Doctoral researchers in the UK : Mark Gittoes
Doctorate starters at UK HEIs grew by 22% between 1996-97 and 2004-05. This resulted largely from over 50% growth in numbers of overseas researchers; growth in UK-domiciled students was only 2%. While full-time starters increased, part-time starters declined overall, due to a 14% drop in UK-domiciled students; here again there was an increase in international student numbers.
The mean age for starting a doctorate rose for both full-time and part-time students. More students are entering a doctorate via the Masters route, particularly in the arts and humanities. Female students increased from 38% (1996-97) to 44% (2004--05). By 2004-05 non-white students made up 12% of full-time UK-domiciled research students, 14% of part-time students (up from 9% and 10% respectively). In 2004-05 4% declared a disability, up from 2% (full-time research students) and 1% (part-time research students) in 1996-97.
View Mark Gittoes' presentation.
Supply and demand in the international market: Neil Kemp
The UK will continue to need international postgraduate research students, particularly in the STEM (science, technology and mathematics) disciplines where there is low UK student demand in key subjects. International researchers have made a major contribution to UK research output. They are calculated as (directly) worth up to £600 million per annum to the UK economy - much more indirectly. The UK has been very succesful in attracting international students in recent years, but the current UK recruitment and funding ‘model' is not sustainable. Competition is growing rapidly from the USA, countries across Europe, and Australia among others (eg China, Singapore).
Nearly half the international postgraduate research students in the UK are self-funded; only 15% receive home country scholarships. UK scholarships (government and institutional) fund 10%. Over one in five receive fee discounts from their UK institution. Part-time employment is extremely important, although its necessity is not generally accepted by UK HEIs.
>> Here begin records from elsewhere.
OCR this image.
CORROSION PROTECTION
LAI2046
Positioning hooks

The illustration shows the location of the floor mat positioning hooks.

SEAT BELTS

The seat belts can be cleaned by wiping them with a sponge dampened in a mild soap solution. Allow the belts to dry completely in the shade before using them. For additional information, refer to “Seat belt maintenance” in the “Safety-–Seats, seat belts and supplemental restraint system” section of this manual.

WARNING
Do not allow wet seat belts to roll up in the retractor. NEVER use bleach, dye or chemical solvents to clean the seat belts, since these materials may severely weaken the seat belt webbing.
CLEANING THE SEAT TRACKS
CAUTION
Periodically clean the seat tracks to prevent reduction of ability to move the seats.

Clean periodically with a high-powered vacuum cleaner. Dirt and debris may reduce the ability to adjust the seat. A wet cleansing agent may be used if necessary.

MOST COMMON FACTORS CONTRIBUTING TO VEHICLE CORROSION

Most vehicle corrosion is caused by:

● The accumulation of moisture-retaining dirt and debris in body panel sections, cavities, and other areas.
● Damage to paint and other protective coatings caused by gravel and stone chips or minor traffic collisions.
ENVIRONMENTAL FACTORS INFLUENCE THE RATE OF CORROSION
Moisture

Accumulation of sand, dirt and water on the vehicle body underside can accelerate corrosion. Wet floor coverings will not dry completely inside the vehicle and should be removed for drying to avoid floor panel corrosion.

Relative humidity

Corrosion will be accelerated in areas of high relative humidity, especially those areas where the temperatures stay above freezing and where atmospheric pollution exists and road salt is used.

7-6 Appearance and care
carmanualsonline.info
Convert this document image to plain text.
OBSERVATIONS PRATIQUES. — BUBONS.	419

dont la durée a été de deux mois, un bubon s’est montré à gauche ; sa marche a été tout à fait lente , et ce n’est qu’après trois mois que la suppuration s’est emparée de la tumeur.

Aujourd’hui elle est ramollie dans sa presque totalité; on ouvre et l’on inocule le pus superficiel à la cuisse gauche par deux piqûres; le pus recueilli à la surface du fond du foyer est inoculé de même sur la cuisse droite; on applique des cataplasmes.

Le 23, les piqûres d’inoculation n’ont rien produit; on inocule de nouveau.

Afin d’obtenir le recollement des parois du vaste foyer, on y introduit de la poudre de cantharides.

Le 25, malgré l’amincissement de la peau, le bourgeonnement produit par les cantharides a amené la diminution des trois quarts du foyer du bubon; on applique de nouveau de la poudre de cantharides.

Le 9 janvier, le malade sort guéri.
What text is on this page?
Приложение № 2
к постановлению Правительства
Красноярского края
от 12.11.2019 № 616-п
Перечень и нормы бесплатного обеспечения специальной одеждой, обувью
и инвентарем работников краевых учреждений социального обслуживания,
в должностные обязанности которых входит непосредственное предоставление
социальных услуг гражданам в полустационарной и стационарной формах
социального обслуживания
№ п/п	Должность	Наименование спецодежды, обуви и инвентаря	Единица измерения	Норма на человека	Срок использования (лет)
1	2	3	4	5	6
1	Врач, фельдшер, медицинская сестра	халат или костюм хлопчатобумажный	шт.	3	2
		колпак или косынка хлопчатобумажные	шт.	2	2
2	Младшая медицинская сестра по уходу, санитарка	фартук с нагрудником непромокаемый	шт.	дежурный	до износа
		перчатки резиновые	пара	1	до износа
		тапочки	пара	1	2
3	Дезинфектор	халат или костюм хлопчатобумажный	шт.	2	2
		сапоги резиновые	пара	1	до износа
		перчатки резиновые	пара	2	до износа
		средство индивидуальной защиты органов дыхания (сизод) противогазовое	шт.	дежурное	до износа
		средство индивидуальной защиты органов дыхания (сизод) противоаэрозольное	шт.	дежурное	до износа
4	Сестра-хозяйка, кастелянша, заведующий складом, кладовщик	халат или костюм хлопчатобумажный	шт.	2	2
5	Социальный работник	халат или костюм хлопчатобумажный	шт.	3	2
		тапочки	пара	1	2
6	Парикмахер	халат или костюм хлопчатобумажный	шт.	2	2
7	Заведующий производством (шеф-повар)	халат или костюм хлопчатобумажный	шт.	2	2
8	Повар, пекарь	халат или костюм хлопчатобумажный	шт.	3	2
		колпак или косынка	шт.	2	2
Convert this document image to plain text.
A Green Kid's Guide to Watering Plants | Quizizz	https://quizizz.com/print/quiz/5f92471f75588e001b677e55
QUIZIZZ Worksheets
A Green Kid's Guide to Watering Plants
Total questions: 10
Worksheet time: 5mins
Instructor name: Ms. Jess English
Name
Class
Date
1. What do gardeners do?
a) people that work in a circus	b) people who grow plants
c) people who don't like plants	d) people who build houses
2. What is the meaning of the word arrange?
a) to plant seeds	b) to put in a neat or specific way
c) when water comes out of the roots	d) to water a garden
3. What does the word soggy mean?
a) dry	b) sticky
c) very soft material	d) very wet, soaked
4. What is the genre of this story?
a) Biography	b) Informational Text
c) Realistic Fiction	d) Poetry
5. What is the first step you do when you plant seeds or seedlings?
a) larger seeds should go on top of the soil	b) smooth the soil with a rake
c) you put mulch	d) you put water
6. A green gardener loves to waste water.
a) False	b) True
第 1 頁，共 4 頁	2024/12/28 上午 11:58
Institutions need to address:
- quality of student experience - particularly as competition grows
- a clearer statement of what institution offers
- supervisory contact
- training available
- funding support - including access to part time work
- flexible delivery.
Although the large majority of UK HEIs prioritise international research student recruitment, most lack a specific approach for postgraduate research students - they are subsumed as part of general international recruitment. Funds are not employed strategically, for either country or subject priorities, and websites are not postgraduate researcher specific.
The UK has many opportunities:
- building on the high quality reputation of UK
- continuing strong demand for medicine and biosciences
- global growth means that HE everywhere requires more trained academic staff
- growth particularly from Middle East, Pakistan, also Thailand and Malaysia
- European students and continuing interest from USA.
Possible strategies include:
- new approaches to marketing - both UK and institutional
- being clear about what a doctorate is and what its ‘offer' is
- improving the student experience
- central investment
- significantly improve websites - institutional and national
- linking national and institutional strategic priorities
- increasing numbers of HE institutions involved in the UK
- more flexible approaches to delivery: in-country/split, etc.
View Neil Kemp's presentation.
Participant questions and discussion highlighted:
- the importance of improving how the UK doctorate is promoted, particularly on the web (on a national basis and by individual HEIs)
- a need to investigate further the factors that have led to the relative decline of UK students among the PGR population
- how competitor countries are funding doctoral researchers to a much higher level than the UK (full funding in many cases).